Forgive Me, Leonard Peacock(16)
Even though she’s getting too old to be sleeping with us, she still falls asleep with her head on your chest every night. You kiss the top of her hair before you man the lighthouse with Dad and me.
We send out the beam for twenty minutes, and then conserve energy for twenty minutes, repeating the forty-minute cycle all night long. Three or so minutes before we switch the light back on, after our eyes have just begun to adjust to the dark, you and I always go out onto the observation deck to search for shooting stars. There are a lot these days and we’ve been keeping track of who spots the most. This year I’m beating you 934 to 812. We’re hoping to get to 1,000 each before the year ends, and it’s looking good.
And we kiss every time we spot a shooting star too.
So we’ve kissed 1,746 times on the observation deck this year alone, and many more times have we kissed elsewhere.
I like that you are so affectionate with me. You always say you’re making up for lost time and that you wished we could have met earlier in life, so that we would have been able to spend more time together.
It’s a good life, Leonard.
Hold on.
The future is better.
We have so much sex!
Your daughter is beautiful.
And my dad becomes a dad to you too—just like you always wanted.
Just hold on, okay?
Please.
Love,
Don’t-You-Dare-Call-Me-Ophelia,
A
FOURTEEN
My friend Baback is of Iranian descent, but when I first met him, he used to tell everyone he was Persian, because most American teenagers don’t know that Iran used to be Persia, and most American teens have watched enough news to hate Iran.

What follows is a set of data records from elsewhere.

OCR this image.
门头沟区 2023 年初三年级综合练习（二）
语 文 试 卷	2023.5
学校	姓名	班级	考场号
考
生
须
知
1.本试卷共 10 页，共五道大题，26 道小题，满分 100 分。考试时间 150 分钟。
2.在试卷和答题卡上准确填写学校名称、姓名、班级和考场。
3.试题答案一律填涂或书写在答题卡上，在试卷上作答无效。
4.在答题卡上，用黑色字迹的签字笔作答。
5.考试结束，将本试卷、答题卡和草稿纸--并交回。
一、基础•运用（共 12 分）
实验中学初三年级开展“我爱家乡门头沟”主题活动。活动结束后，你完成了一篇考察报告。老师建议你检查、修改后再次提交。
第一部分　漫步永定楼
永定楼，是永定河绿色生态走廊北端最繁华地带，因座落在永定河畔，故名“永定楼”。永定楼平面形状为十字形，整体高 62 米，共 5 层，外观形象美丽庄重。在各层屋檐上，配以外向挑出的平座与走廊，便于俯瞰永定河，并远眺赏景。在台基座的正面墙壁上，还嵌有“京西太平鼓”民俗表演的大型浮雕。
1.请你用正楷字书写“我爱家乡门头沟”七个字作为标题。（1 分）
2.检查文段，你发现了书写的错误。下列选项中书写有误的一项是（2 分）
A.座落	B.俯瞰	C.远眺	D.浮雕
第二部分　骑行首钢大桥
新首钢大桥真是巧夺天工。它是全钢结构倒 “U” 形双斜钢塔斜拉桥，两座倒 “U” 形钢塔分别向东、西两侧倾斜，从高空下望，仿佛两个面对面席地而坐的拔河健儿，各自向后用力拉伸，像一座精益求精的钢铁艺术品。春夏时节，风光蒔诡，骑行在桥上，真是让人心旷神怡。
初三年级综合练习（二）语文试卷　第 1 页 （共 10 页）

Back when he was a freshman, if you gave Baback some wrinkles and a salt-and-pepper beard he’d look exactly like the current Iranian president, Mahmoud Ahmadinejad, which could cause him problems, especially during patriotic times like 9/11 anniversaries, and whenever Ahmadinejad made anti-Semitic, anti-Israel, and anti-American comments, which was all the time.26
At the very least you would have thought that Baback definitely could be related to Ahmadinejad, that’s how much he used to look like the Iranian president.
I met Baback during freshmen orientation, right after he came to America and ended up in our school. For a year I saw him around the halls looking tiny and terrified, dressed in really formal clothes—like if you gave him a tie, he’d be a prep school kid in a uniform. He had a backpack that was bigger than him, and he was always carrying this violin case—like everywhere he went. He wouldn’t leave it in a locker, except during gym class, when he was forced to—I know because we had gym together as sophomores.
There was this one gym class where we were playing floor hockey and our teacher Mr. Austin got called away on some sort of business for ten minutes. Baback and I were on the same team and not really participating all that much. We were sort of just standing in the middle of the gym holding sticks, watching everyone else chase and slap at a little orange ball.
Asher Beal was on the other team, and just as soon as he saw that Mr. Austin was no longer in the gym, he slap-shot the ball at Baback. It hit him right between the eyes. Baback blinked a few times in this really comical way, which made everyone else laugh, but I could tell that Baback was actually hurt so I didn’t laugh. I remember feeling hot, like my face was on fire, because I already wanted to kill Asher Beal back then, but I still thought I might want a future so I wasn’t really actively planning his execution, well not consciously anyway.
I saw all of the stupid übermorons with whom Asher now hangs exchange glances and then they all started to smile in this really creepy way. It was almost like they were a flock of evil birds or a school of evil fish, because they all instinctively reacted in unison without even talking.
Do übermorons excrete pheromones?
Everyone started to pass to Baback, and just as soon as his stick touched the ball, Asher or one of his übermoron cronies cross-checked Baback so hard he became airborne. Baback tried to flick away the orange ball really quickly, as if that could protect him, but they kept checking him whether he had the ball or not. He was getting killed, and I wanted to tell him to stay down or run up into the stands, but it was like he didn’t want to believe that he was being targeted for violence. It’s like he had to believe we were all better than that here in America. Maybe because that’s what his parents told him when he left Iran—America is better.
Several people checked Baback before Asher lined up a shot that sent the little Iranian kid flying into the stands. His feet went up above his head and I heard his skull thump the wooden bleacher slat.
Almost everyone27 was laughing really hard, because Baback’s body spun around like a windmill and now his feet were in the air, his torso stuck in the bleachers.
But Baback didn’t get up this time.
“Come on,” Asher said to Baback, like they were friends. “You’re okay.”
Asher sort of pulled Baback out of the stands and you could tell Baback was woozy because he was swaying like a field of wheat in a beer commercial.
“Welcome to America,” Asher said—even though Baback had been in our school for more than a year—and then Asher patted Baback on the back twice.
Whenever I replay this memory, I see myself running, and before I know it I’ve left my feet and I’m a flying cross-check. In my mind, my hockey stick turns into a samurai sword and I decapitate Asher with an awesome swipe so that his head flies through the air and right through the basketball net.